35. A chimeric ThyOx carrier polypeptide comprising a at least one immunoglobulin-like domain containing scaffold derived from a ThyOx family polypeptide, and a heterologous binding polypeptide exhibiting selective binding activity toward a non-ThyOx ligand.

36. The chimeric ThyOx binding polypeptide of claim 35, wherein said ThyOx family polypeptide is selected from the group of Ox2, DD7, Ox2-like protein and Ox2 homolog, or a functional fragment thereof.

37. The chimeric ThyOx binding polypeptide of claim 35, wherein said ThyOx family polypeptide comprises Thy-1, or a functional fragment thereof.

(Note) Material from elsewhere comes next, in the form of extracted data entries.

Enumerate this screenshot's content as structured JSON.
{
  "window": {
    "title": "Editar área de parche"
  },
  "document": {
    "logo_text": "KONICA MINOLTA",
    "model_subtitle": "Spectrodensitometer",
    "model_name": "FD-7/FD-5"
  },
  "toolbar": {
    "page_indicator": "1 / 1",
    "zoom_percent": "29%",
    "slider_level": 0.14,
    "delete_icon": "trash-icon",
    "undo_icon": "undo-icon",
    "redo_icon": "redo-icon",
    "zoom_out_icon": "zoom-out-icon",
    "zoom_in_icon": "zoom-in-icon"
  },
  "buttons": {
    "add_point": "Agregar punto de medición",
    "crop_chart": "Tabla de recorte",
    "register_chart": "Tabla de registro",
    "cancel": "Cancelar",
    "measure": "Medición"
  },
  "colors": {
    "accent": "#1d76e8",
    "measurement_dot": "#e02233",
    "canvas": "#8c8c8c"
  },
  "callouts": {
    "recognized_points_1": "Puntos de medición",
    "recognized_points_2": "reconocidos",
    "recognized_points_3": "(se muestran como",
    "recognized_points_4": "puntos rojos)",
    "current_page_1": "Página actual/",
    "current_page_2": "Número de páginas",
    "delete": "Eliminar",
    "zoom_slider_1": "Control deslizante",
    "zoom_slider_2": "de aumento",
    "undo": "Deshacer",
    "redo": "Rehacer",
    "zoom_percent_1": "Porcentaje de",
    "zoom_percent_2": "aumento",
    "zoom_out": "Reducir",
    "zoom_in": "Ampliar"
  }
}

38. The chimeric ThyOx binding polypeptide of claim 35, wherein said heterologous binding polypeptide comprises glucagon-like peptide, erythropoietin, an antibody variable region, or a functional fragment thereof.

39. The chimeric ThyOx binding polypeptide of claim 35, wherein said non-ThyOx ligand comprises a ligand bound by said heterologous binding polypeptide.

40. A nucleic acid encoding a non-immunoglobulin or ThyOx binding polypeptide of claims 1, 10, 23 or 35.